Soudan : 4,2 millions d’enfants et de femmes seront confrontés à une malnutrition aiguë
Un groupe de coordination mondial dirigé par l’ONU a averti qu’environ 4,2 millions d’enfants et de femmes enceintes ou allaitantes au Soudan devraient souffrir de malnutrition aiguë en 2026 en raison du conflit en cours et de la détérioration des services de base. Un rapport, publié lundi par le groupe de coordination, estime qu’environ 8,4 millions de personnes auront besoin d’une aide nutritionnelle en 2026, dont 5 millions d’enfants de moins de cinq ans et 3,4 millions de femmes enceintes ou allaitantes. Parallèlement, on estime qu’environ 824 000 enfants de moins de cinq ans souffriront de malnutrition aiguë sévère, la forme la plus mortelle, qui augmente considérablement le risque de mortalité en l’absence d’interventions urgentes. Le groupe a ajouté que, parmi ses enquêtes récentes, 31 sur 61 ont fait état d’une prévalence de malnutrition aiguë globale de 15% ou plus, dépassant ainsi le seuil d’urgence fixé par l’Organisation mondiale de la Santé. Le rapport indique que la situation devrait encore se détériorer en 2026 en raison de l’expansion du conflit, de la baisse de la sécurité alimentaire et de la dégradation des services de santé et d’eau. En 2026, l’UNICEF prévoit de mobiliser près d’un milliard de dollars pour aider 13,8 millions de personnes au Soudan, dont 7,9 millions d’enfants. L’agence onusienne a averti que 3,4 millions d’enfants sont confrontés à des maladies potentiellement mortelles, car environ 70 % des établissements de santé dans les Etats touchés par le conflit restent non fonctionnels.

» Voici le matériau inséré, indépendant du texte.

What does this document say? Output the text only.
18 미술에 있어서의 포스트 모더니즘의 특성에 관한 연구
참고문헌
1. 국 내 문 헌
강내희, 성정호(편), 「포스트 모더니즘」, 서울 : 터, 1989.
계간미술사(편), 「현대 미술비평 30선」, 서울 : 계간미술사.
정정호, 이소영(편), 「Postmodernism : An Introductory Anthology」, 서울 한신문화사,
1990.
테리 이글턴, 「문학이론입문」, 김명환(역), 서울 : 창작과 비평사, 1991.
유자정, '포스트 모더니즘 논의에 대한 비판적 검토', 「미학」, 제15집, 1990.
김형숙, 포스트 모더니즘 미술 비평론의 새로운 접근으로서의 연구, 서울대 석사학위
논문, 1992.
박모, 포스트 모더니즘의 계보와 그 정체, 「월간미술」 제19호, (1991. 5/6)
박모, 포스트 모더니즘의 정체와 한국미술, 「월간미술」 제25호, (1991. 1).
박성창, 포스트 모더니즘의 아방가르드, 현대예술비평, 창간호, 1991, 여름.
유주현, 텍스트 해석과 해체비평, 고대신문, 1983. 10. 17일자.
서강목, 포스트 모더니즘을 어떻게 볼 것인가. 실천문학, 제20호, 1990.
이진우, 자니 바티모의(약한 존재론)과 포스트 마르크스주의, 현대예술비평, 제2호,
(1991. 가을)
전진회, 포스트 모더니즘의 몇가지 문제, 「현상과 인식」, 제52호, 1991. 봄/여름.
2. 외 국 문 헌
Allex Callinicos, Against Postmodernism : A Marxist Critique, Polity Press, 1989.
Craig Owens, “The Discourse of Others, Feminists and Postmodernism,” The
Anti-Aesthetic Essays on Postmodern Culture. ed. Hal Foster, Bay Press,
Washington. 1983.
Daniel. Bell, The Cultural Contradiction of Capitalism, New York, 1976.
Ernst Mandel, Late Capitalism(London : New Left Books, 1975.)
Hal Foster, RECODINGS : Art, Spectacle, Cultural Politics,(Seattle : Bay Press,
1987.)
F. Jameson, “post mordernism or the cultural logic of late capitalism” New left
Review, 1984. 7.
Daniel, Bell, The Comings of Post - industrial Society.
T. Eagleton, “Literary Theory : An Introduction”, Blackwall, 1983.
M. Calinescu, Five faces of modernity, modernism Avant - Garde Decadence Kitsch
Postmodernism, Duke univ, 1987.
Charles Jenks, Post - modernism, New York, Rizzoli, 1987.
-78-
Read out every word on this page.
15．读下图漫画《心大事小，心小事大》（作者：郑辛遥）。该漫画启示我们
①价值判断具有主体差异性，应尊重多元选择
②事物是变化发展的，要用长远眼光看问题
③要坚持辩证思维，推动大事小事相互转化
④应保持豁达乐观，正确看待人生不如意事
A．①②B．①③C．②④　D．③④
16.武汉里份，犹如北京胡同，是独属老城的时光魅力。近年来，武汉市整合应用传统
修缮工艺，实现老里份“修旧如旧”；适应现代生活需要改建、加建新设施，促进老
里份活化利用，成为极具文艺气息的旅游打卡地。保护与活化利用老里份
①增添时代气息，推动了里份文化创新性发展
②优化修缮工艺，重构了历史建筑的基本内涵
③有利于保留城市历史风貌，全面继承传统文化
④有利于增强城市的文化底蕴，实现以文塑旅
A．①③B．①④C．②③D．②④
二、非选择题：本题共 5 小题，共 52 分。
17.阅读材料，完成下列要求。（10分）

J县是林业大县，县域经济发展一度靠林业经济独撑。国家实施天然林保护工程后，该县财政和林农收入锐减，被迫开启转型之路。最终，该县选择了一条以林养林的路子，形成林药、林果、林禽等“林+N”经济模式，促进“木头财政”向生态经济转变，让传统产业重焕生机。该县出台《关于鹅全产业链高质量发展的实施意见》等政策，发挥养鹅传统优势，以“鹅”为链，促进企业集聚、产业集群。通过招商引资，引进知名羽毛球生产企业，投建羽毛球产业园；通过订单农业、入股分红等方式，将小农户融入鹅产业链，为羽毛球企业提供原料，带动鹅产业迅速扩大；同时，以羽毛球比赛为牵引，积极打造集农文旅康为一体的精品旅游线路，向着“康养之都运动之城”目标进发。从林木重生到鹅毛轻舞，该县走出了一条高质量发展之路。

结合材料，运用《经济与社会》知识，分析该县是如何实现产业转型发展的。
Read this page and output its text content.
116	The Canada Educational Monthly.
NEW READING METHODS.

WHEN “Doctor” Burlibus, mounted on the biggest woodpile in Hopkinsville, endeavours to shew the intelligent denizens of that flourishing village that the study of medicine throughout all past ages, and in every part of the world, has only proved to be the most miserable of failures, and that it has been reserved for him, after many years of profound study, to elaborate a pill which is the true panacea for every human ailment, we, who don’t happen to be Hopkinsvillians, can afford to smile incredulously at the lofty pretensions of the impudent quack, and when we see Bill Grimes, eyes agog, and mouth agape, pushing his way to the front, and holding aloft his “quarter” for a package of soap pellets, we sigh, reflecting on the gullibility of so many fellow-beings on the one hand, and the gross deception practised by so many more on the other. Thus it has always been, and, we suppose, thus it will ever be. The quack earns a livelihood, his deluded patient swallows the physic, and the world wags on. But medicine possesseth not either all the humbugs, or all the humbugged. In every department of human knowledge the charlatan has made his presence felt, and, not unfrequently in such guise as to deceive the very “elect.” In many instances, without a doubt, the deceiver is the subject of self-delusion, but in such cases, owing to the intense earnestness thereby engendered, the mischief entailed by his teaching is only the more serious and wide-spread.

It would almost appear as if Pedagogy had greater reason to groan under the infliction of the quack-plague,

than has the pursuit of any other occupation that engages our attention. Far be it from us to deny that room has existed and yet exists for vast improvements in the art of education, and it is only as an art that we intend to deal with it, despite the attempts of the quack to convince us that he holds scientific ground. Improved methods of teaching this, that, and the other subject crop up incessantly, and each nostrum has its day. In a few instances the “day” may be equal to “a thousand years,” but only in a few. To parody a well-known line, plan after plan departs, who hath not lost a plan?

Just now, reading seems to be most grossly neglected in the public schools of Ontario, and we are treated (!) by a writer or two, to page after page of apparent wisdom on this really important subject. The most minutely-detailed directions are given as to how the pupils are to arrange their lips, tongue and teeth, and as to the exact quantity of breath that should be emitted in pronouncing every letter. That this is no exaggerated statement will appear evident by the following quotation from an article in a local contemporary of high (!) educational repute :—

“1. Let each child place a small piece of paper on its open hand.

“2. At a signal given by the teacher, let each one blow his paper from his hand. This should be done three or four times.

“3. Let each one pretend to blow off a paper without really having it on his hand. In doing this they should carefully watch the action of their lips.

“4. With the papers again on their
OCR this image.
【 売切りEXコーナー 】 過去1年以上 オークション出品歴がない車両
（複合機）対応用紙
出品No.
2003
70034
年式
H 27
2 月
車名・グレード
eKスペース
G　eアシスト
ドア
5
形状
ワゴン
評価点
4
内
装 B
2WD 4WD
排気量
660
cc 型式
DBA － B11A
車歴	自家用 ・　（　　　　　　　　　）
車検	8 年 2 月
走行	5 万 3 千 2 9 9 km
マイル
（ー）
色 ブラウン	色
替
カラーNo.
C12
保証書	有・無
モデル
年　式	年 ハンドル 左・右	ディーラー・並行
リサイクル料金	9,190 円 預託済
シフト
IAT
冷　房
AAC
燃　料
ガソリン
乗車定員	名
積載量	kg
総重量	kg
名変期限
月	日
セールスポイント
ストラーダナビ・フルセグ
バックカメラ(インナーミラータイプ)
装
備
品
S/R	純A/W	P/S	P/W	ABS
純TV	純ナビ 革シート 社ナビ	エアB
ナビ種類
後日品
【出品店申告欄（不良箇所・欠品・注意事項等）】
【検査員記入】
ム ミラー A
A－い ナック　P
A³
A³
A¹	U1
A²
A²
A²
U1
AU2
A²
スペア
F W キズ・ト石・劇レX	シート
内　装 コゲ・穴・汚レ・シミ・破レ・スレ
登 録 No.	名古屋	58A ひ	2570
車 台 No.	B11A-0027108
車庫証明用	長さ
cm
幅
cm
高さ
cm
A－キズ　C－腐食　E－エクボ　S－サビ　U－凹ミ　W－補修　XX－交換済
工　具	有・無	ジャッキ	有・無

Le 15 janvier, le Programme alimentaire mondial (PAM) a averti que, sans financement immédiat, ses stocks alimentaires au Soudan seraient épuisés d’ici la fin mars, laissant des millions de personnes sans aide, notamment dans les villes d’El Fasher, au Darfour-Nord et de Kadugli, au Kordofan-Sud. De son côté,
le Haut-Commissaire des Nations unies aux droits de l’homme, Volker Türk, a appelé, lundi, les acteurs régionaux à agir afin de mettre fin au conflit au Soudan, mettant l’accent sur la nécessité de placer les droits de l’homme au cœur des efforts de paix. « J’ai été témoin au Soudan d’atrocités d’une brutalité indescriptible subies par la population, mais j’ai également vu la résilience de l’esprit humain et sa capacité de résistance », a déclaré Türk dans une déclaration faite depuis la capitale kényane, Nairobi, à l’issue d’une visite de cinq jours au Soudan. Le Haut-Commissaire a indiqué avoir rencontré lors de sa visite, différentes composantes de la société soudanaise, notamment des jeunes qui s’organisent pour fournir une assistance à leurs communautés, ce qui les expose davantage aux risques d’arrestation et de violences. Il est à noter que les infrastructures au Soudan ont été à plusieurs reprises la cible d’attaques de drones lancées par les Forces de soutien rapide (FSR), notamment ces dernières semaines. Ces attaques constituent de graves violations et pourraient s’apparenter à des crimes de guerre, a-t-il souligné.